The Kumaoni people here are very religious minded and the type of worship differs drastically from those who live in Plains. Here, the Temple forms a hub for all social and cultural functions and activities. They also perform the Jaagar to evoke spirits and their local deities. During auspicious occasions, their forehead is smeared with 'Tilak' made of turmeric with 'Akshat' or 'Pithya' and women especially are seen with very long Pithya that runs from the forehead down to their upper nose.

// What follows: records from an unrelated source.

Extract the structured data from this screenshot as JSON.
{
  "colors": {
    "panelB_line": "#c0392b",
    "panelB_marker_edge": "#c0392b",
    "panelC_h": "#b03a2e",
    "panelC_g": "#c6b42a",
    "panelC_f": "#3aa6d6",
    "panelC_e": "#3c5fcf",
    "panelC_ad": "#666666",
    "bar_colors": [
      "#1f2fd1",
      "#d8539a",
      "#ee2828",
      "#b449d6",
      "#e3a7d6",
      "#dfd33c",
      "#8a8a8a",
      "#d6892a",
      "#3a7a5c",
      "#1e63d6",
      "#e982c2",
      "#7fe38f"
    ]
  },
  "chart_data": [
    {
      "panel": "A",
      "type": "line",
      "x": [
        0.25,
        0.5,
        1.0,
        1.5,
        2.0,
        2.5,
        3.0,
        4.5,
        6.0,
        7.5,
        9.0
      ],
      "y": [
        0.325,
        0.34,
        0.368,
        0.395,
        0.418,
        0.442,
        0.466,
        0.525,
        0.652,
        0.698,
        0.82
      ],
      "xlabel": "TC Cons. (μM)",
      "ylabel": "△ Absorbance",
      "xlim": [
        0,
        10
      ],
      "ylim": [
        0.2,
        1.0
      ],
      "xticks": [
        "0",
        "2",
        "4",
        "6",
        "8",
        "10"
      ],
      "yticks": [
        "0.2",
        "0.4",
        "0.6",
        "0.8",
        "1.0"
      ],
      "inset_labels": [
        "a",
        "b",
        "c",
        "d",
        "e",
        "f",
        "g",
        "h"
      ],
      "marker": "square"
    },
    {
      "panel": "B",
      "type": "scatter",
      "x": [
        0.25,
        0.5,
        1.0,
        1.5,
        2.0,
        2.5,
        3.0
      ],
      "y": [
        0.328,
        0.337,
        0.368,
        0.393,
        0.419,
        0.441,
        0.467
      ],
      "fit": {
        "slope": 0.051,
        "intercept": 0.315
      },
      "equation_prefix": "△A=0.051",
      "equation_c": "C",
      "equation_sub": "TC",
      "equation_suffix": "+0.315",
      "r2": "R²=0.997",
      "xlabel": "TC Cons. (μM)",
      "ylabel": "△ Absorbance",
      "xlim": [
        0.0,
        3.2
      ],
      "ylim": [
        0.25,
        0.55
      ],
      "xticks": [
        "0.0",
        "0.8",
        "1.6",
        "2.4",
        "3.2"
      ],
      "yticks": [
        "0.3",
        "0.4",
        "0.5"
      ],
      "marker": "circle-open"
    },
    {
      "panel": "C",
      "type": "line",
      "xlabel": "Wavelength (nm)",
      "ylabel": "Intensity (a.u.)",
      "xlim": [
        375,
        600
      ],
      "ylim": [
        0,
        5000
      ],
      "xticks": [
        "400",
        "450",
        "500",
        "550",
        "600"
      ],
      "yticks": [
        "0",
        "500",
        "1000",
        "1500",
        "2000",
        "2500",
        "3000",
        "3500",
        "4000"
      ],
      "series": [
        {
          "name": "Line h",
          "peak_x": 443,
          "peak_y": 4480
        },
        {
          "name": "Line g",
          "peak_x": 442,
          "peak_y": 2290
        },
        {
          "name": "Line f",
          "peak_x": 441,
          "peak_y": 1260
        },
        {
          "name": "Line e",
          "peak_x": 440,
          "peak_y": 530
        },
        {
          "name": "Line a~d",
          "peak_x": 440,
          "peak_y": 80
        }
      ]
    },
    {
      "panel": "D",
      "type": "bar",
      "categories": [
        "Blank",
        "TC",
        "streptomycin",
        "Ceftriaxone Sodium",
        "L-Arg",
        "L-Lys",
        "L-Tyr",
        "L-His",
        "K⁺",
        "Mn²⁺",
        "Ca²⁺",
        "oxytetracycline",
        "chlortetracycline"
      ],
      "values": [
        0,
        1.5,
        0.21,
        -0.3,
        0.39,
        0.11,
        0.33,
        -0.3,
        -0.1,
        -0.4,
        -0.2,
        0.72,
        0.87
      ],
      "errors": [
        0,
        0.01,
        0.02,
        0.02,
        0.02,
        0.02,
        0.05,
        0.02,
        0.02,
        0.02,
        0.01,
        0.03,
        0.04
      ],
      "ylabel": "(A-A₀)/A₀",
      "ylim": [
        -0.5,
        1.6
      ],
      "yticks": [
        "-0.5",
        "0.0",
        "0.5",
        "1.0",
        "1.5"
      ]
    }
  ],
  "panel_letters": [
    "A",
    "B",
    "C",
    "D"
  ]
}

Being very superstitious, the Kumaoni people always apply a black kaajal on their forehead, especially on a child's forehead to protect them from any evil eye and spirits. They believe that certain activities must be done at a certain time. For example, visiting sick people are done on Tuesdays, Thursdays and Saturdays. Courtesy calls, Condolence calls or Mourning calls are made exclusively on Tuesdays and Saturdays. The younger members must greet their Elders by touching their feet and saying 'Pailagoon' or 'Bowing at your feet' and elders happily respond by saying 'Cheerinjivi Bhav' or 'Saubhagyavati Bhav', which means 'May God Always keep you happy and prosperous'. Others are greeted by the sign of folded hands called 'Namaskar'. Women mostly work on fields and take care of their household while the men are the main bread earners and work in nearby towns or their own fields. Married women especially have to wear a 'Sindoor' [a Red Coloured powder] on their upper foreheads, a huge Gold nose ring called 'Nath' and 'Chareu', a necklace made of Black beads which are all significant and very sacred in leading a happy marital life. Women are adorned with Golden necklaces known as 'Hansuli' and earrings; however, the poorer class wear Silver instead. Their traditional dress is a Ghaagra-Pichora; however, today most women wear saris, while the pichora is worn during festive occasions.